Elian's saviours divided over rescue role
The saga of Elian Gonzalez, the six-year-old at the centre of a dispute between the United States and Cuba, has split the boy's family and reopened Miami's painful ethnic and political divisions. But it has also divided the two cousins who rescued the boy, leaving one as a temporary media star while the other retreats bitterly back into the shadows.
Sam Ciancio and Donato Dalrymple were out fishing on Thanksgiving Day when they saw the boy floating on an inner tube. The boat taking him and his mother with 11 other refugees from Cuba to America had sunk, and the others were dead. Elian survived, to become a cause célÿbre.
"Me and Donato didn't do nothing at all, except for be at the right place at the right time," Mr Ciancio told the Associated Press. But Mr Dalrymple has seized the issue and ridden to media fame. He figured prominently in the now famous photograph of an armed policeman trying to seize Elian as he held the boy; he is interviewed constantly, and has become a hero of the American conservative right as "the fisherman", though he is actually a house cleaner.
His cousin is bitter. "I will never break bread with my cousin again," said Mr Ciancio. 'I will never talk to my cousin again. I will never help him out again - because he used a child to get fame and glory and I just don't believe in that."' Mr Dalrymple is talking about running for office in Miami (he lives in Fort Lauderdale). "As far as I'm concerned, I understand the Cuban plight," he said.
Both met Juan Miguel Gonzalez, the boy's father who has come to America to claim him. Mr Ciancio felt that the father was genuine and deserved to have his child back; Mr Dalrymple didn't.
In a bizarre interview with The Washington Post, Mr Dalrymple spoke of his role in the affair, clearly overawed by the experience and out of touch with reality. The newspaper reported: "Thanksgiving Day was the first time The Cleaner had ever gone fishing. He didn't even want to fish, he admits, but agreed to drive the boat for his cousin, content just to be be out on the water, listening to oldies on the radio."

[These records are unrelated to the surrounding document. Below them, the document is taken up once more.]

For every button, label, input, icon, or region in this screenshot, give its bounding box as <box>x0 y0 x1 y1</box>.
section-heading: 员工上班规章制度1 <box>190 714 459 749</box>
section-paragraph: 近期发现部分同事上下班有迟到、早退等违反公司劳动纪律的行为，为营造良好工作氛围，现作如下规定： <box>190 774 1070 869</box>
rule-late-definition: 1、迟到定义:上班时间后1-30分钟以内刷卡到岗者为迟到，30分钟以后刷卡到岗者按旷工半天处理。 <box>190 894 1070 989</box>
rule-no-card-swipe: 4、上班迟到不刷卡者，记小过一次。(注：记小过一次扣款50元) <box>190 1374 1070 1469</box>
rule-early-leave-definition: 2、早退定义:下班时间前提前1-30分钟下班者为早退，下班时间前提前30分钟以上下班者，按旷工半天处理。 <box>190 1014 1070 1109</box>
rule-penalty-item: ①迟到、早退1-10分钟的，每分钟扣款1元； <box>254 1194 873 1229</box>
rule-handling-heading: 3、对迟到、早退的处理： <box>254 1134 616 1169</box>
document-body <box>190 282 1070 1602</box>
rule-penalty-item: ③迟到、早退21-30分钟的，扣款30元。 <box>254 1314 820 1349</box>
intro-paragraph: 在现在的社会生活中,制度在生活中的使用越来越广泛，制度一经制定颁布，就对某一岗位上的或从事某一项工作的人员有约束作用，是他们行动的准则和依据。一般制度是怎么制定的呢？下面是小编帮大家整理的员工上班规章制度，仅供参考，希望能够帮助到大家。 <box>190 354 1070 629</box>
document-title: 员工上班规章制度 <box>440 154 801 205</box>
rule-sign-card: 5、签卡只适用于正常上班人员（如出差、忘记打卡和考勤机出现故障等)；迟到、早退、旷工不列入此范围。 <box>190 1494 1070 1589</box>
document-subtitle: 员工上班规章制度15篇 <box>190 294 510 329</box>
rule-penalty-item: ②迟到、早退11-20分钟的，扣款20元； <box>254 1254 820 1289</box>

Mr Dalrymple told the Post: "You know, I've never felt important in my life. But I felt like the most important man in the world that night ... You know, life can be hard. But what the kid went through, and the lives he changed being with him, well, it's hard to explain. He makes people feel important and loved and powerful."
For his cousin, the affair is a personal tragedy. "The boy belongs with the father, which - I don't care what Donato says now - is what Donato originally believed," Mr Ciancio was reported as saying. "He said it to me. He'll flip positions as many times as necessary to get on television and stay in good with the relatives. Dontcha see? This is his big chance. I never dreamed that this miracle would be this much of a disaster and hurt in my life."
The US diplomatic mission in Havana handed out travel visas yesterday for four of Elian's schoolmates to join a swelling Cuban entourage hoping to "rehabilitate" the boy at a secluded home near Washington. The friends - all around Elian's age and from his provincial hometown of Cardenas - were expected to take a direct charter flight from Havana to Washington last night.